The Knights of the Golden Circle (KGC) was a secret society founded in 1854, the objective of which was to create a new country, known as the Golden Circle, where slavery would be legal. The country would have been centered in Havana and would have consisted of the Southern United States and a "golden circle" of territories in Mexico, Central America, northern parts of South America, and Cuba, Haiti, Dominican Republic, most other islands in the Caribbean, about 2,400 miles (3,900 km) in diameter.

George Washington Lafayette Bickley was the founder of the Knights of the Golden Circle, a Civil War era secret society used to promote the interests of the Southern United States by preparing the way for annexation of a "golden circle" of territories in Mexico, Central America, and the Caribbean which would be included into the United States as southern or slave states. Bickley was arrested by the United States government and it was during this time he wrote a letter to Abraham Lincoln expressing his distastes with Lincoln's handling of the government.

John Wilkes Booth was an American stage actor who assassinated President Abraham Lincoln at Ford's Theatre in Washington, D.C., on April 14, 1865. A member of the prominent 19th-century Booth theatrical family from Maryland, he was a noted actor who was also a Confederate sympathizer; denouncing President Lincoln, he lamented the recent abolition of slavery in the United States.

Elkanah Brackin Greer was an antebellum cotton planter, merchant, and then a general in the Confederate States Army who served in the Western Theater of the American Civil War.

Asbury Harpending was an adventurer and financier in San Francisco, California, Mexico, and New York City.

Lambdin Purdy Milligan was a lawyer and farmer who was known for his extreme opinions on states' rights and his opposition to the Lincoln administration's conduct of the American Civil War. Believing that the Confederate states of the South had the power under the U.S. Constitution to secede from the Union, he opposed the war to reunite the nation. Milligan became a leader of the secret Order of American Knights and advocated violent revolution against the U.S. government. U.S. Army forces arrested him at his home and tried him and other conspirators by military commission for disloyalty and conspiracy. Found guilty, he was sentenced to death. A habeas corpus appeal made its way from the federal circuit court in Indianapolis to the U.S. Supreme Court, which in 1866 ruled that the application of military tribunals to citizens when civil courts are open and operating was unconstitutional. See Ex parte Milligan 71 U.S. 2 (1866). Following the Court's ruling on April 3, 1866, Milligan and the others were released from custody. He returned home and practiced law in Huntington, Indiana, where he later filed a civil suit claiming damages for the military arrest and trial. On May 30, 1871, the jury found in Milligan's favor, but federal and state statutes limited the award for damages to five dollars plus court costs.
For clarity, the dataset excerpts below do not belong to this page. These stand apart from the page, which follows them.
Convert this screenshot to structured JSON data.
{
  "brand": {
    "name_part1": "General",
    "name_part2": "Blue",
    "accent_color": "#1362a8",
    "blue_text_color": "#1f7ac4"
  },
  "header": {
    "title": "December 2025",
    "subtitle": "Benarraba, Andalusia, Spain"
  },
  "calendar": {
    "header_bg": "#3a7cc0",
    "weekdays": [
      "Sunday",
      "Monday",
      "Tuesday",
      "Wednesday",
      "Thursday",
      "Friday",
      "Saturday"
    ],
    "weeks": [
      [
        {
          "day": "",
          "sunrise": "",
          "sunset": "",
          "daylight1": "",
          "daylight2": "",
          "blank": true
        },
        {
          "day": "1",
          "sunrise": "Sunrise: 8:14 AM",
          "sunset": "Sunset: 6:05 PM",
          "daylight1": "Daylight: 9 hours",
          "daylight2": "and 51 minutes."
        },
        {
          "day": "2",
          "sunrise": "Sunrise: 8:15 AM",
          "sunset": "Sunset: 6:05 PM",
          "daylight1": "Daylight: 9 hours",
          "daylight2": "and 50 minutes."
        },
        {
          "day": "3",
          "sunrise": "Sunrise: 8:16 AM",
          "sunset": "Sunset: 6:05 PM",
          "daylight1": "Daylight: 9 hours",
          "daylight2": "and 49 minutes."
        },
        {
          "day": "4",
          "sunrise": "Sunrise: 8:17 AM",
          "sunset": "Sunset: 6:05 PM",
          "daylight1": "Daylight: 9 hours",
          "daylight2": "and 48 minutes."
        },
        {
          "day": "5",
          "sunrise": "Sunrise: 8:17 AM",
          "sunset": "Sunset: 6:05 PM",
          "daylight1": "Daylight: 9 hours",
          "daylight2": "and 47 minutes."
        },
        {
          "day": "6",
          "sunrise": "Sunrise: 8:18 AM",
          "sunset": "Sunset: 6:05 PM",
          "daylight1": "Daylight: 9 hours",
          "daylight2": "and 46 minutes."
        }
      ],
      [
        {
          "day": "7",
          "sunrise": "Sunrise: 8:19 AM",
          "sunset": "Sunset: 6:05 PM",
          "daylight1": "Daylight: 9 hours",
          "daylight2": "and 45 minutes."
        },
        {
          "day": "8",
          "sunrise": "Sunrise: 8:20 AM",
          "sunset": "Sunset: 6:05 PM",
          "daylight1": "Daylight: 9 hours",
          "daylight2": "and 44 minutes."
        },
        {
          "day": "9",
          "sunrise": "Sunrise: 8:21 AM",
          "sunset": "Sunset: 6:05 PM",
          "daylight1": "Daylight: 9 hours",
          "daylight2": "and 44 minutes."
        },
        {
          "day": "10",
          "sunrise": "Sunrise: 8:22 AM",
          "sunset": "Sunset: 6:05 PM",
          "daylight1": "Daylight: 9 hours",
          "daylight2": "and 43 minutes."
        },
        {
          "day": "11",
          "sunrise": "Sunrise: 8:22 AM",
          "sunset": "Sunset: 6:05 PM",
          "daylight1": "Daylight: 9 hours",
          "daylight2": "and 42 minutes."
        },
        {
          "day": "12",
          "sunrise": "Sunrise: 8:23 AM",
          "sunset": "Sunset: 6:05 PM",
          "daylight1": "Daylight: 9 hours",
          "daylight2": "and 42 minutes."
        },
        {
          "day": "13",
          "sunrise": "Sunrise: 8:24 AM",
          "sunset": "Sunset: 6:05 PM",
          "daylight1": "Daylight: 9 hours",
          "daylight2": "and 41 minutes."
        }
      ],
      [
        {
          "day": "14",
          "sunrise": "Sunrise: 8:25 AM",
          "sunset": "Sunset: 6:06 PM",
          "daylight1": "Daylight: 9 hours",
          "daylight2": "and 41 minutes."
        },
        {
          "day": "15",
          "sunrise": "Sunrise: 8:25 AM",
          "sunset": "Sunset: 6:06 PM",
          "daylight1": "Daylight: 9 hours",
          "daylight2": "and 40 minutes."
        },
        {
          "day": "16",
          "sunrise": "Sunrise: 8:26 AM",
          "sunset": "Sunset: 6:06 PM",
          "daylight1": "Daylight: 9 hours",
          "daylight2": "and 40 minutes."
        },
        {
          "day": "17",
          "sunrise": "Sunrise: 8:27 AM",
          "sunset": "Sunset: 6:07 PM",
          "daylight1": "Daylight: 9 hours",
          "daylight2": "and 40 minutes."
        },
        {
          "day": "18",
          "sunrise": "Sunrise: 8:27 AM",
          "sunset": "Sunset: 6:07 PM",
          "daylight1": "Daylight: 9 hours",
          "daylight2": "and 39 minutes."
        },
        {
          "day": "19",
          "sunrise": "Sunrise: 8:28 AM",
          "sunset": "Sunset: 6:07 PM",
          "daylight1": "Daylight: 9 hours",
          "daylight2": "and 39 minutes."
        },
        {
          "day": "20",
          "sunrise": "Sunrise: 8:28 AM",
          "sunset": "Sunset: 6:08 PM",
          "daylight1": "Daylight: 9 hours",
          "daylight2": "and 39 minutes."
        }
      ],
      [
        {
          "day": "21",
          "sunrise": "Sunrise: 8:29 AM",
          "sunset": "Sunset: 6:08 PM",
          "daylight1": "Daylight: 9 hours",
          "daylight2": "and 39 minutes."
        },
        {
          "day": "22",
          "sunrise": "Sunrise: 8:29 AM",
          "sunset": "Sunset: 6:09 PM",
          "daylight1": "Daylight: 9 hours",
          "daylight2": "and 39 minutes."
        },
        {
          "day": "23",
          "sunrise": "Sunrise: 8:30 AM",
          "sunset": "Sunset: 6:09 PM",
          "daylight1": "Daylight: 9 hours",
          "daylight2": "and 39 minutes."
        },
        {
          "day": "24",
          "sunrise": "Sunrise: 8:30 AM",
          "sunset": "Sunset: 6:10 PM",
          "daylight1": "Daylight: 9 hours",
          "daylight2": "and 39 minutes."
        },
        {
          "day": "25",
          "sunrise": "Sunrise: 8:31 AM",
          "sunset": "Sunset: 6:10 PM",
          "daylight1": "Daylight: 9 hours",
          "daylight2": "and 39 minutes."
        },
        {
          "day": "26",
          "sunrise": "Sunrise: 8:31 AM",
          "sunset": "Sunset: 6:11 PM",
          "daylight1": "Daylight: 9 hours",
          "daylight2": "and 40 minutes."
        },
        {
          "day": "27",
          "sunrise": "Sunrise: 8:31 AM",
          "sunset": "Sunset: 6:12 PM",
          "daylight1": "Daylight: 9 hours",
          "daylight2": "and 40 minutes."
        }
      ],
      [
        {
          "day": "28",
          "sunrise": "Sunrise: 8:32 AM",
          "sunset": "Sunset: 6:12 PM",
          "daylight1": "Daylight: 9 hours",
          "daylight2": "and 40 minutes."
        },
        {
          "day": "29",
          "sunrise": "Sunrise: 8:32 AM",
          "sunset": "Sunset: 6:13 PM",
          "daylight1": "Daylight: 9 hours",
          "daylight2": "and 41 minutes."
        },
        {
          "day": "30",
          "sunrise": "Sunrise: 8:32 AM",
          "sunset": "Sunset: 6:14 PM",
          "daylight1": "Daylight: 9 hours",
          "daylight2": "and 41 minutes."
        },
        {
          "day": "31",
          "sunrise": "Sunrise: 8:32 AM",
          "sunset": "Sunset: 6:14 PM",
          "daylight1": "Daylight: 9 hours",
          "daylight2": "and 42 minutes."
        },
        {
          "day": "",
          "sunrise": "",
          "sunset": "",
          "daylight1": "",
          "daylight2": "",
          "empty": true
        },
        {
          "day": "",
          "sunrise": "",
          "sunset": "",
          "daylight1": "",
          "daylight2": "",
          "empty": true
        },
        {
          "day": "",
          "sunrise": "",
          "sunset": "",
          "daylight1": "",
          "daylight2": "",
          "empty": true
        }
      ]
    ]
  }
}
Clement Laird Vallandigham was an American politician and leader of the Copperhead faction of anti-war Democrats during the American Civil War. He served two terms for Ohio's 3rd congressional district in the United States House of Representatives. In 1863, he was convicted at an Army court martial of opposing the war, and exiled to the Confederacy. He ran for governor of Ohio in 1863 from exile in Canada, but was defeated. Vallandigham died in 1871 in Lebanon, Ohio, after accidentally shooting himself in the abdomen with a pistol, while representing a defendant in a murder case for killing a man in a barroom brawl in Hamilton.